Endia Beal tells the stories of two women she’s featured in an upcoming photography book — and really, they’re the same story. Both had to change their names to get job interviews. Both have had to navigate the same microaggressions that women of color face every day in the workplace.
“How do Black bodies exist and thrive in a place that was never designed for us?” asks Beal.
That’s the driving thesis behind her new monograph, “Performance Review,” due for release next month. It unveils the first-hand experiences of over 65 women of color and the challenges they face in the corporate workplace; women who then took a risk by sharing their personal stories with her.
Beal sees these stories, and her whole body of work, as revealing these untold yet universal truths. Truths that, as the nation battles continued social injustice, she knows are as timely as ever.
“I hope they see the humanity in the work,” she says. “I hope they are open to trying to find themselves in the photographs.”
Beal reveals she first found herself in art as a UNC-Chapel Hill undergrad. Her “Intro to Photography” professor showed a James Van Der Zee photo of a Black woman in her living room surrounded by flowers.

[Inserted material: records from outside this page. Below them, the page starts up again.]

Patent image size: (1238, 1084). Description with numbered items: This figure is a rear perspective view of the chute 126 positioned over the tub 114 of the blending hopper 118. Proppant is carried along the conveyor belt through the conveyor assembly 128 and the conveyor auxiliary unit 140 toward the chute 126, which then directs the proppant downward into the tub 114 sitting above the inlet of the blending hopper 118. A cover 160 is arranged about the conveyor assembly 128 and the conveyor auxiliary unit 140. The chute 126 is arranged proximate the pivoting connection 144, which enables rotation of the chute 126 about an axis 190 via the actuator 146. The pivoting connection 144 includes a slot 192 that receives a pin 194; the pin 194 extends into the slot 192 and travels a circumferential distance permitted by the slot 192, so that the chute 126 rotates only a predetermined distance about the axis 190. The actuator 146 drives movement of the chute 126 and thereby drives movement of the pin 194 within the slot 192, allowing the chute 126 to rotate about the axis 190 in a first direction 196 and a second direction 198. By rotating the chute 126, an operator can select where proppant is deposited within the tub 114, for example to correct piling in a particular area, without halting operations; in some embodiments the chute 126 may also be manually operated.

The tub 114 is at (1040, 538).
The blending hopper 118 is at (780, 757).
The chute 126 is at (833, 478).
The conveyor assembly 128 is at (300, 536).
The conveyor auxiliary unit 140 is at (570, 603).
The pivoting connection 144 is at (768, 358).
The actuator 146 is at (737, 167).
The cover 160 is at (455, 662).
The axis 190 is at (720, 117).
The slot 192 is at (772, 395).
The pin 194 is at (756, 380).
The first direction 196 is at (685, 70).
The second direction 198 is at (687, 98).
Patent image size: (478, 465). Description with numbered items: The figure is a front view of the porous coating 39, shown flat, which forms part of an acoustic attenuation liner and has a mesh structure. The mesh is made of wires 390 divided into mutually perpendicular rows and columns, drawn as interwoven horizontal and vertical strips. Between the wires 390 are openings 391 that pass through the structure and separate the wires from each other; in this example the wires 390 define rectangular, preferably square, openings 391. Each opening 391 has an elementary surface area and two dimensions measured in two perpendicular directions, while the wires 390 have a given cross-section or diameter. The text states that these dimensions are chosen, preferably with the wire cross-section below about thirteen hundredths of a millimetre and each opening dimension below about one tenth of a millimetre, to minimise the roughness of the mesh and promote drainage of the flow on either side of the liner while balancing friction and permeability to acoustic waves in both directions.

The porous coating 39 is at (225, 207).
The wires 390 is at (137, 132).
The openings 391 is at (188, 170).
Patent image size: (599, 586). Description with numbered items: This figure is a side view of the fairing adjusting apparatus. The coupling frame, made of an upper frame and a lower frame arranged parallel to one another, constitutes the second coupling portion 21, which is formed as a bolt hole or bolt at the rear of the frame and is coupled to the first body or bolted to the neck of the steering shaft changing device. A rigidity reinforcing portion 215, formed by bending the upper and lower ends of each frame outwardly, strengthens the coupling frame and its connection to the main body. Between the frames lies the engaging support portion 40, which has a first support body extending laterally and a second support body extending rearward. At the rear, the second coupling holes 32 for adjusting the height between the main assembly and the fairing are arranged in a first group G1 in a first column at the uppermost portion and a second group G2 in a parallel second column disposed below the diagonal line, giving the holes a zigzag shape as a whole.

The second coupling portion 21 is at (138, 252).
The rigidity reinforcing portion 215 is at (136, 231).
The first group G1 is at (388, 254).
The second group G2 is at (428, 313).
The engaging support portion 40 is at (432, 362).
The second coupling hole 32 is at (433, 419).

“It was just a simple portrait, but it was the first time that I had ever seen a piece of art that just reflected my life. … It could’ve been my grandma, my aunt, my cousin,” she says. “There was just something really inspiring about seeing myself in that photograph.”
Beal, a Winston-Salem native, says that as a kid she loved art, but didn’t know a lot about the possibility of what she could do with it as a career. Most of the people doing that work didn’t look like her. She once told SECCA she didn’t even know they existed as a child. (Now, her art has been featured there.)
But after being the only Black student in her Master of Fine Arts program at Yale University, she recognized an even greater need for systemic change.
So she dedicated herself to creating opportunities for students to see themselves in the artwork. This work carried her to Winston-Salem State’s Diggs Gallery, where she served as director and crafted exhibitions that represented the experiences of her students.
Locally, she’s curated community art exhibitions, served on multiple art boards, and was even inducted to the RJ Reynolds Art Hall of Fame in 2017 (a school she graduated from herself). Beal’s art is internationally known. She’s a photographer, an educator, an award-winning curator, an activist; a mother.
And in 2018, she was selected as one of the prestigious Center for Curatorial Leadership (CCL) fellows. It was during that program she found her why.
“I realized that my work can create real social change. My vision can impact social evolutions,” she says. “I just so happen to be a woman. I just so happen to be Black. And this book focuses on human experiences of fears, of insecurities, of experiences.”